AGERON Charles-Robert

(Lyon, 1923 – Le Kremlin-Bicêtre, 2008)

Historien de l’Algérie coloniale.

Ses études d’histoire engagées à Lyon sous la houlette d’Henri-Irénée Marrou sont interrompues par un service militaire accompli en Oranie, où réside une tante paternelle mariée à un médecin militaire. Monté à Paris pour l’agrégation, puis nommé à Alger en 1946, au lycée Émile-Félix Gautier*, il y retrouve et épouse l’année suivante une condisciple rencontrée deux ans plus tôt à la Sorbonne, qui vient d’être affectée au lycée Fromentin*. Dès lors, le couple s’installe dans la capitale algérienne pour un séjour de dix ans. Choqué par les inégalités flagrantes, les pratiques qui gouvernent les relations entre Européens et « Arabes » - notamment le trucage systématique des élections -, il se joint à ceux qu’on appellera les « libéraux » dans le cadre du petit groupe de chrétiens de gauche qui éditent le périodique Vie nouvelle. Sous divers pseudonymes, il donne plusieurs articles à la revue L’Espoir d’Algérie, plusieurs fois saisie, tout en distribuant Consciences maghrébines, la revue de Robert Mandouze et devient ainsi suffisamment dérangeant pour qu’on l’incite fermement à partir.

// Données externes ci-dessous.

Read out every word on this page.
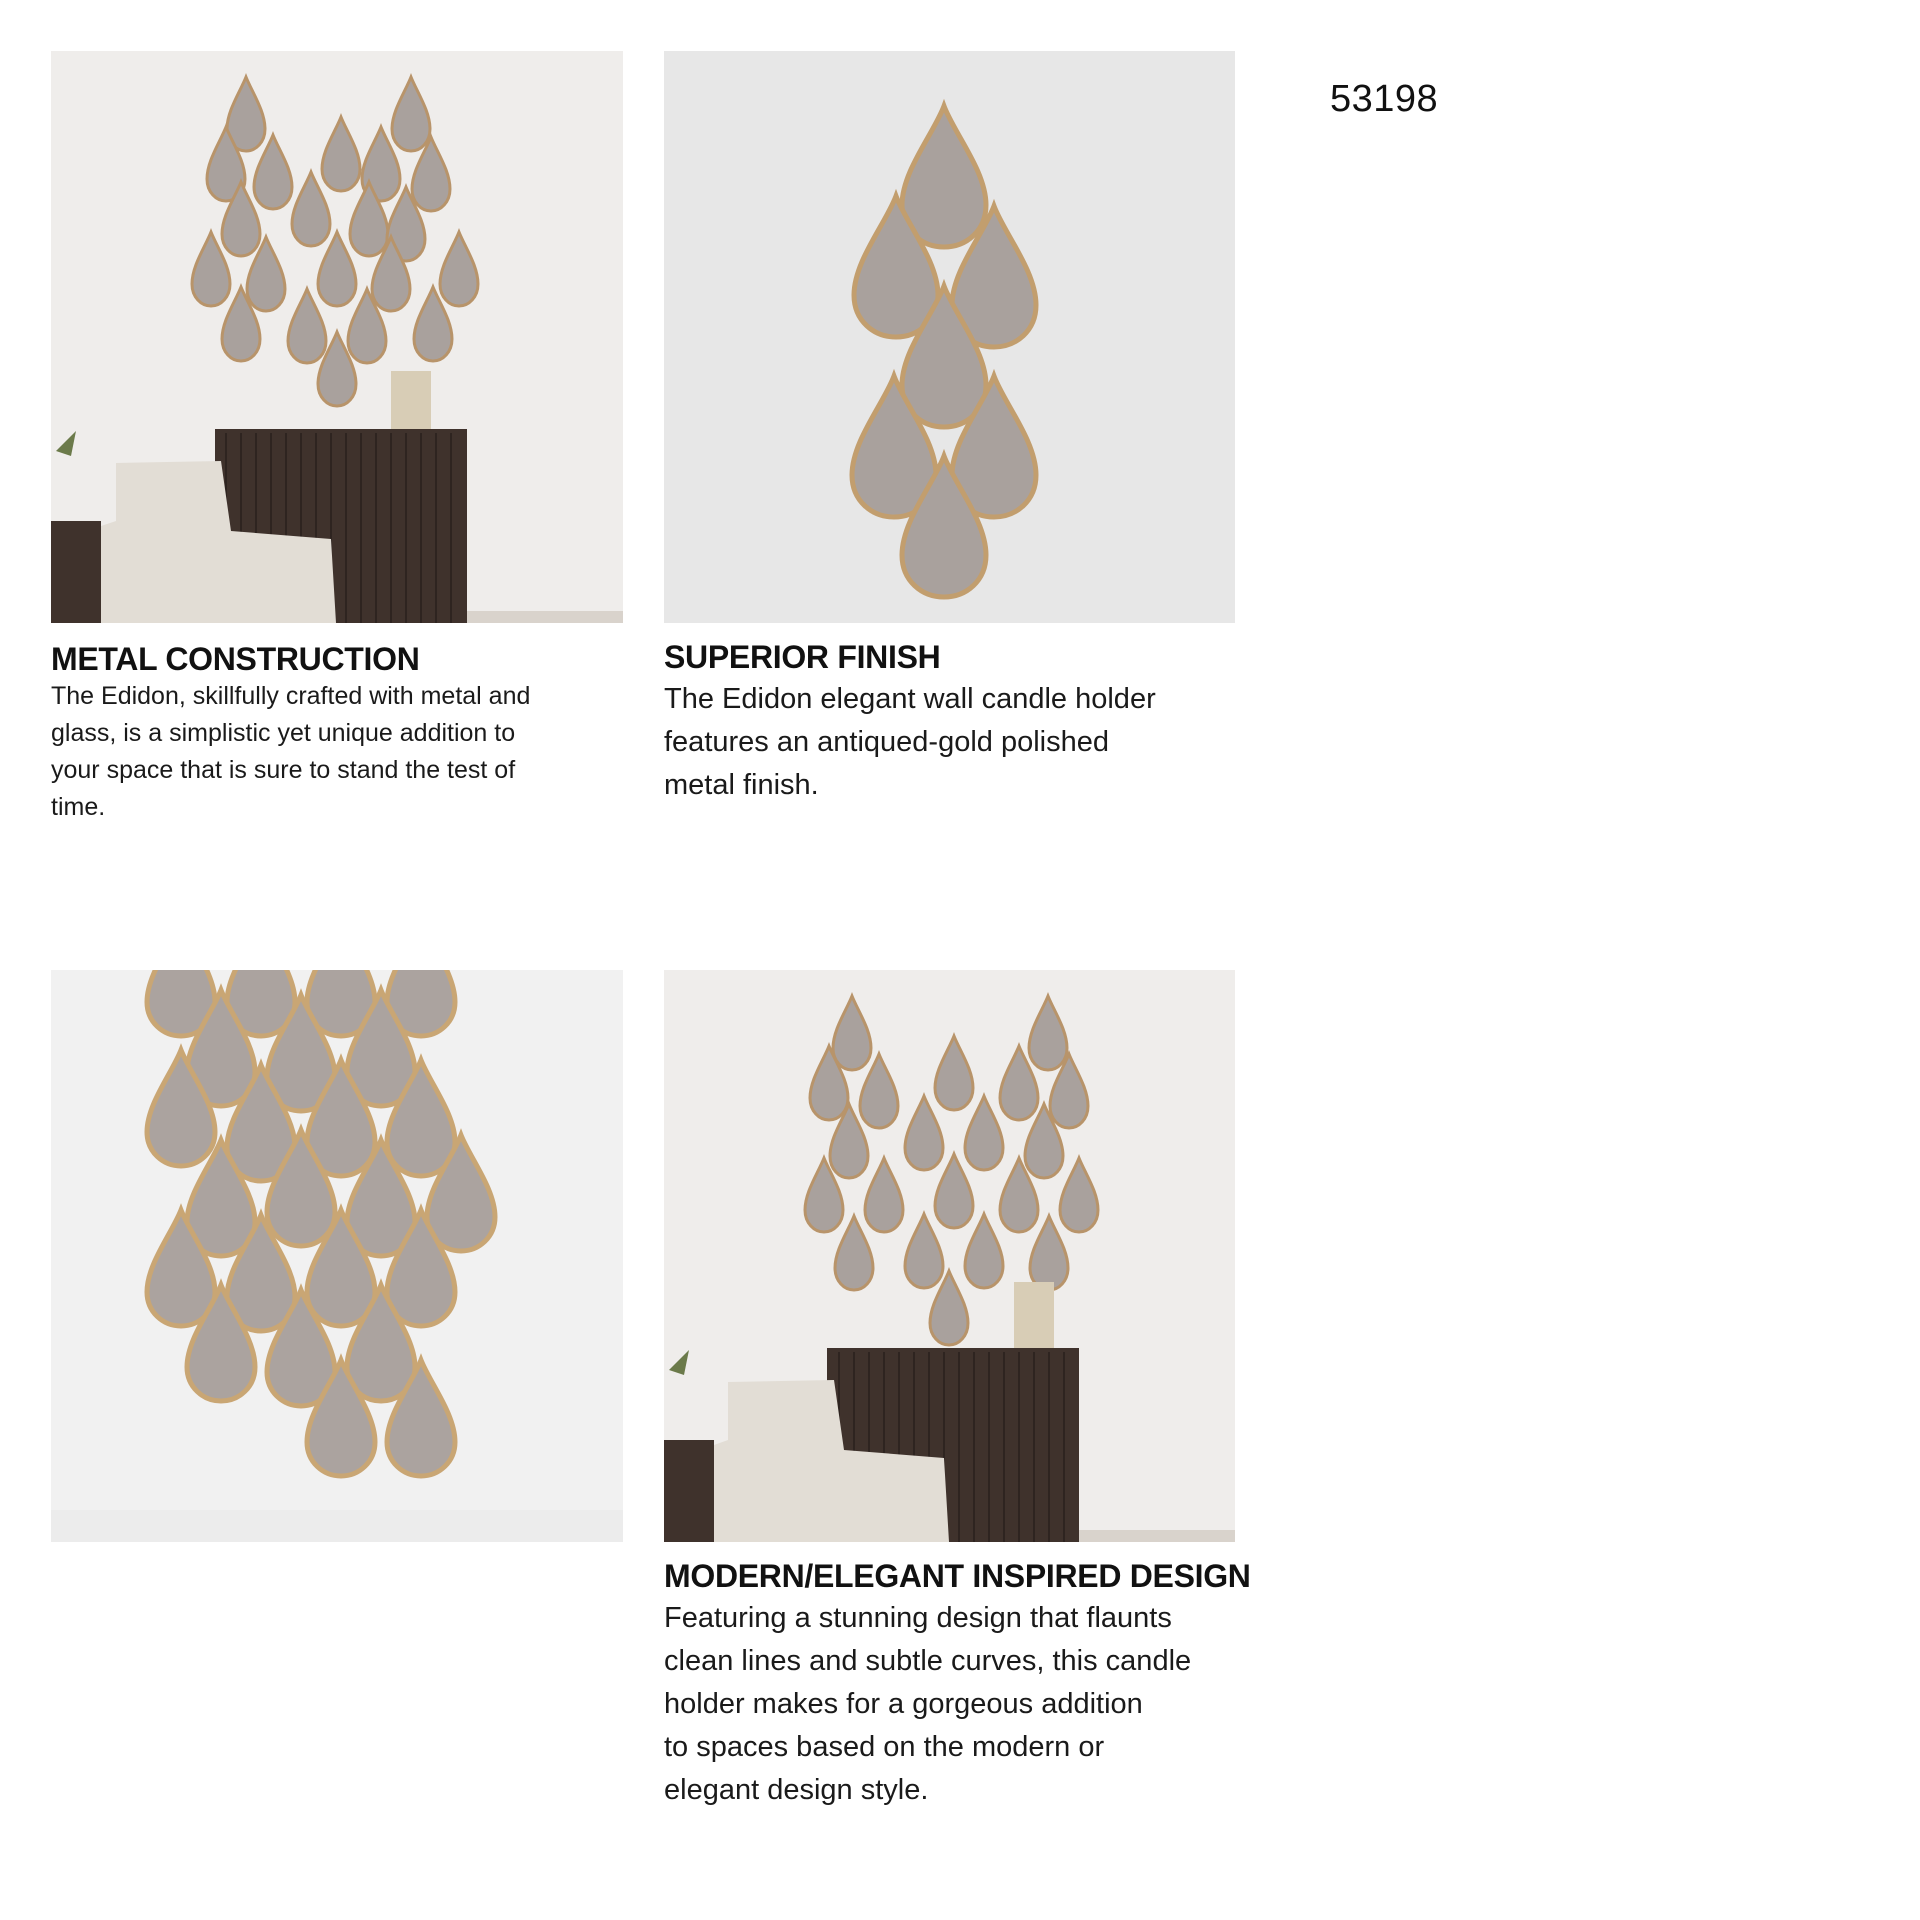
53198
METAL CONSTRUCTION

The Edidon, skillfully crafted with metal and
glass, is a simplistic yet unique addition to
your space that is sure to stand the test of
time.

SUPERIOR FINISH

The Edidon elegant wall candle holder
features an antiqued-gold polished
metal finish.

MODERN/ELEGANT INSPIRED DESIGN

Featuring a stunning design that flaunts
clean lines and subtle curves, this candle
holder makes for a gorgeous addition
to spaces based on the modern or
elegant design style.
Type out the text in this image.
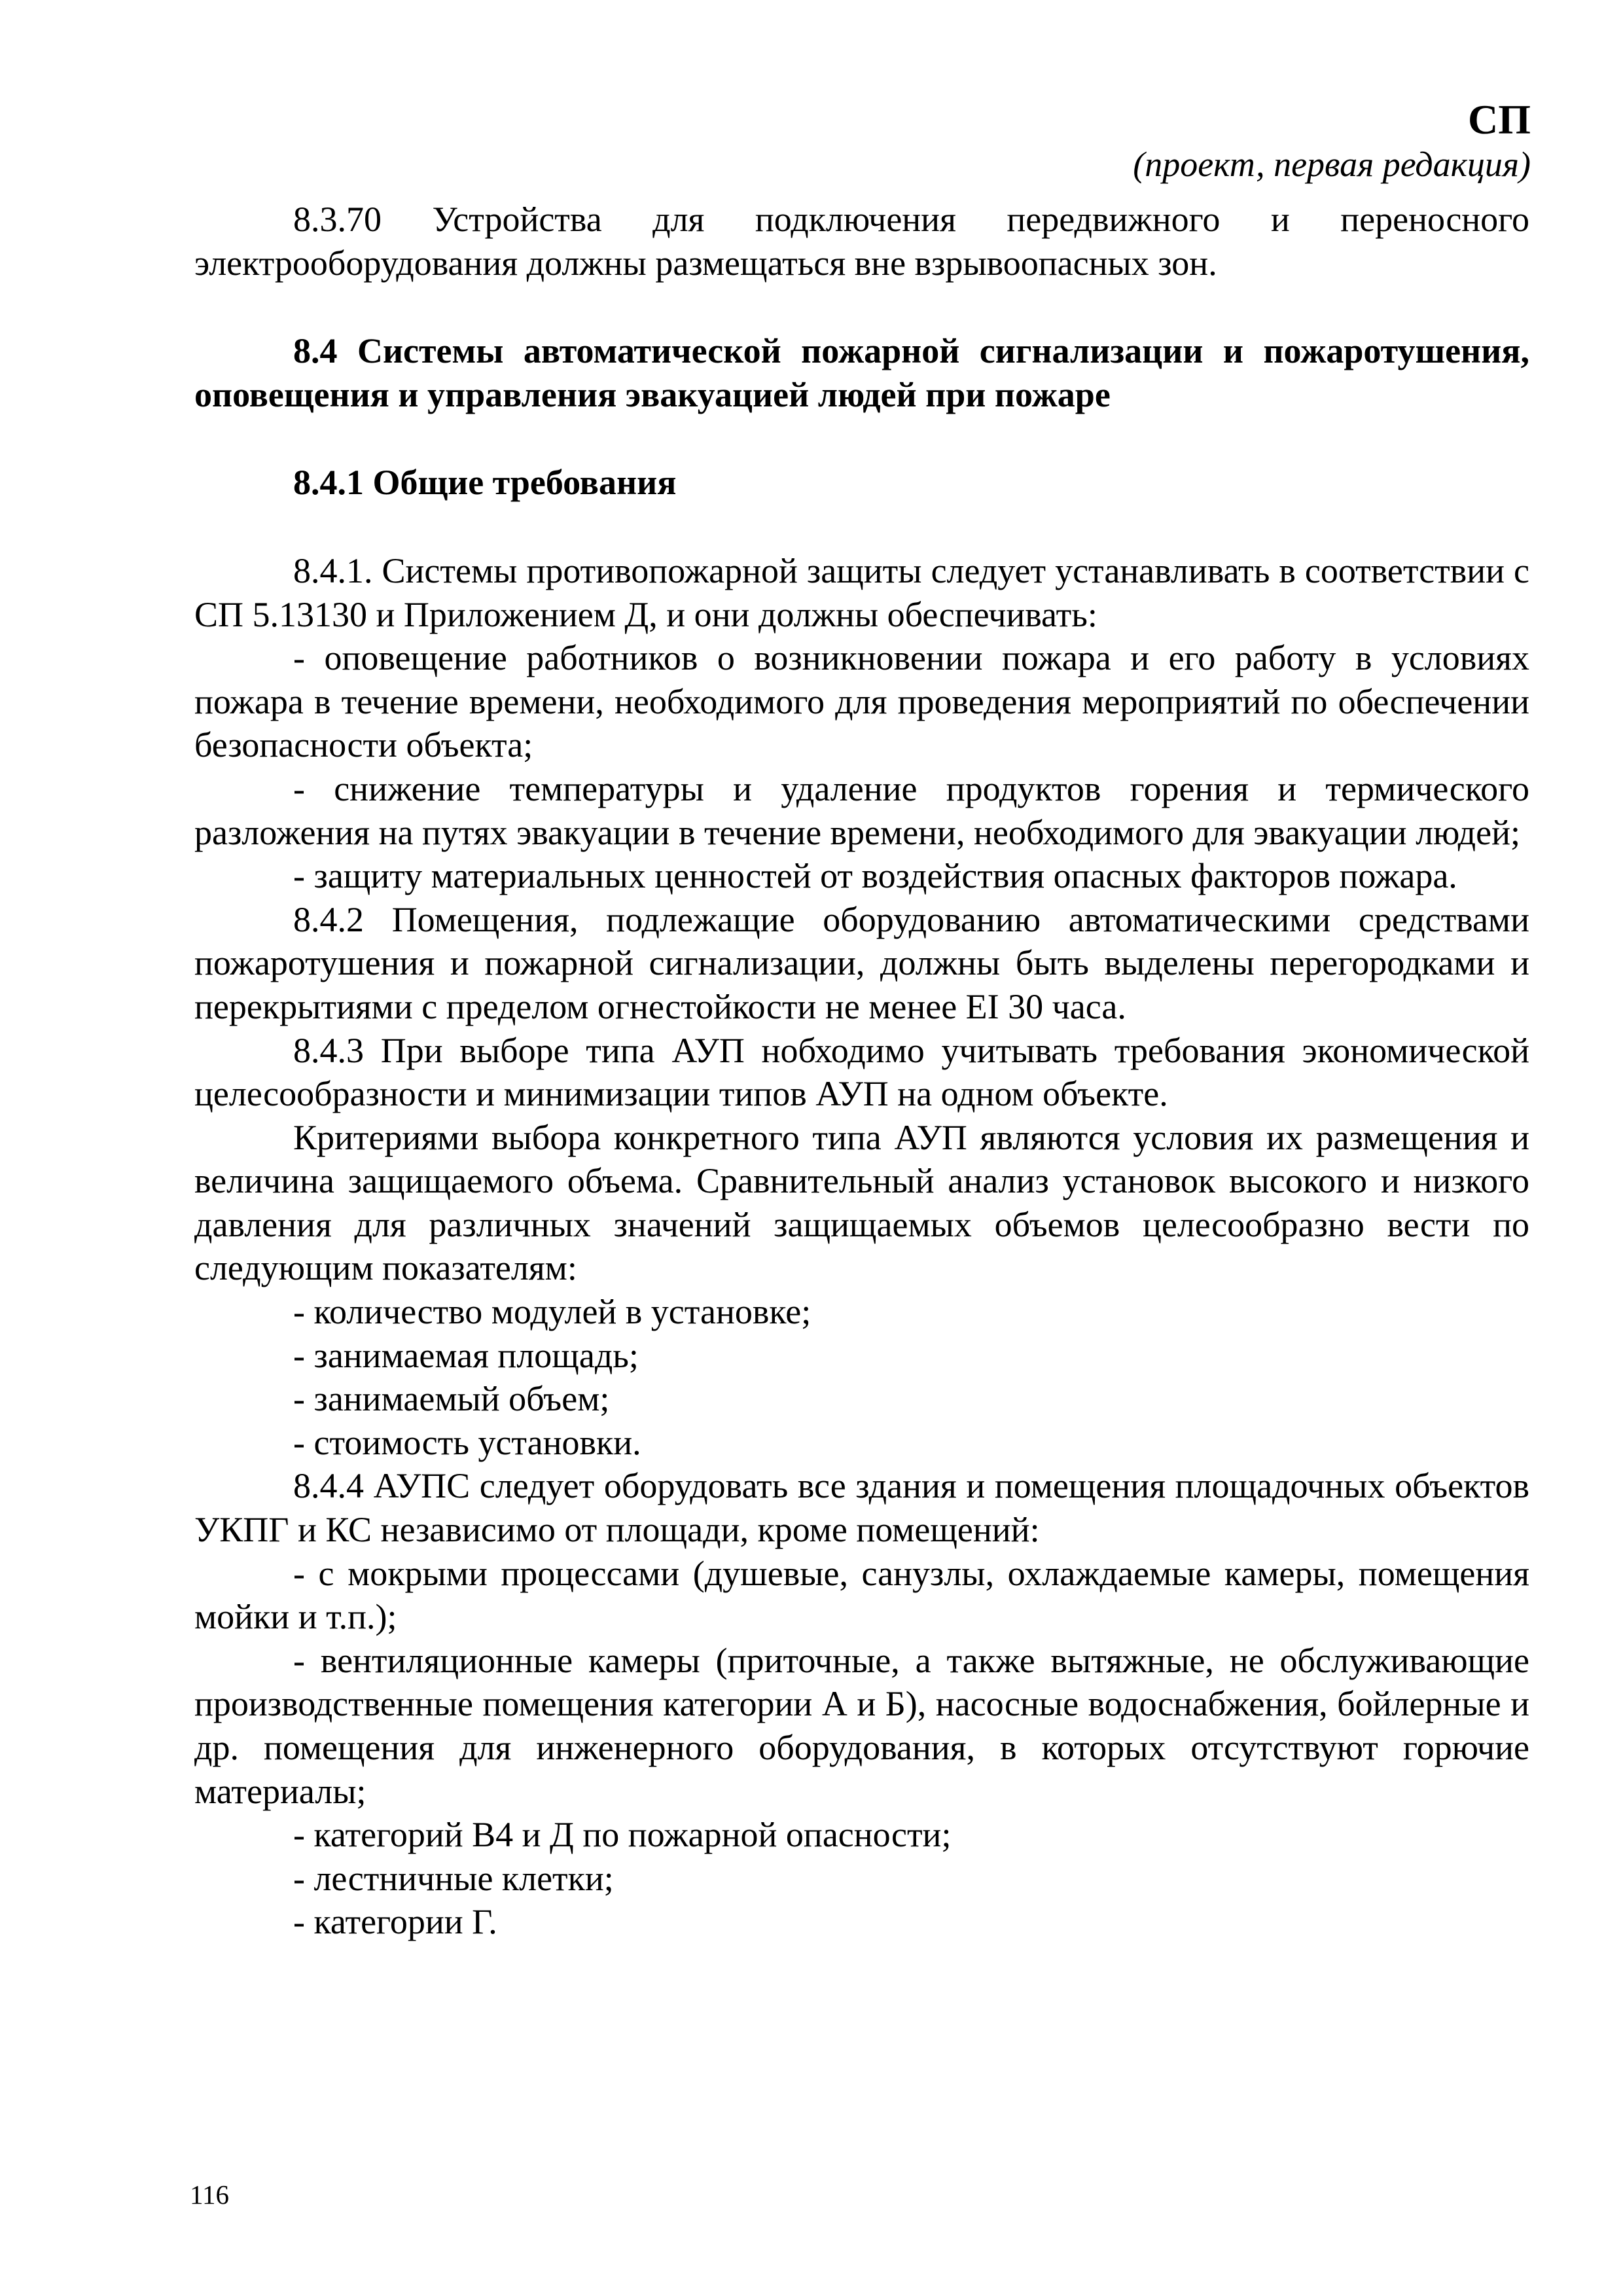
СП
(проект, первая редакция)

8.3.70 Устройства для подключения передвижного и переносного электрооборудования должны размещаться вне взрывоопасных зон.

8.4 Системы автоматической пожарной сигнализации и пожаротушения, оповещения и управления эвакуацией людей при пожаре

8.4.1 Общие требования

8.4.1. Системы противопожарной защиты следует устанавливать в соответствии с СП 5.13130 и Приложением Д, и они должны обеспечивать:

- оповещение работников о возникновении пожара и его работу в условиях пожара в течение времени, необходимого для проведения мероприятий по обеспечении безопасности объекта;

- снижение температуры и удаление продуктов горения и термического разложения на путях эвакуации в течение времени, необходимого для эвакуации людей;

- защиту материальных ценностей от воздействия опасных факторов пожара.

8.4.2 Помещения, подлежащие оборудованию автоматическими средствами пожаротушения и пожарной сигнализации, должны быть выделены перегородками и перекрытиями с пределом огнестойкости не менее EI 30 часа.

8.4.3 При выборе типа АУП нобходимо учитывать требования экономической целесообразности и минимизации типов АУП на одном объекте.

Критериями выбора конкретного типа АУП являются условия их размещения и величина защищаемого объема. Сравнительный анализ установок высокого и низкого давления для различных значений защищаемых объемов целесообразно вести по следующим показателям:

- количество модулей в установке;

- занимаемая площадь;

- занимаемый объем;

- стоимость установки.

8.4.4 АУПС следует оборудовать все здания и помещения площадочных объектов УКПГ и КС независимо от площади, кроме помещений:

- с мокрыми процессами (душевые, санузлы, охлаждаемые камеры, помещения мойки и т.п.);

- вентиляционные камеры (приточные, а также вытяжные, не обслуживающие производственные помещения категории А и Б), насосные водоснабжения, бойлерные и др. помещения для инженерного оборудования, в которых отсутствуют горючие материалы;

- категорий В4 и Д по пожарной опасности;

- лестничные клетки;

- категории Г.

116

Nommé au lycée Lakanal de Sceaux en 1957, puis détaché l’année suivante au CNRS, il peut se consacrer pleinement à sa recherche. Assistant puis Maître-Assistant à la Sorbonne, il est élu professeur à l’université de Tours, en 1970, avant de rejoindre celle de Paris XII. Cette position professorale, qui aurait mérité meilleur sort, lui permet de conduire en thèse nombre de jeunes historiens qui apporteront une contribution de qualité aux études maghrébines. Ses travaux lui valent d’être sollicité aussi bien à l’Institut d’histoire du temps présent qu’à la Société française d’histoire d’outre-mer qu’il préside de 1988 à 1995.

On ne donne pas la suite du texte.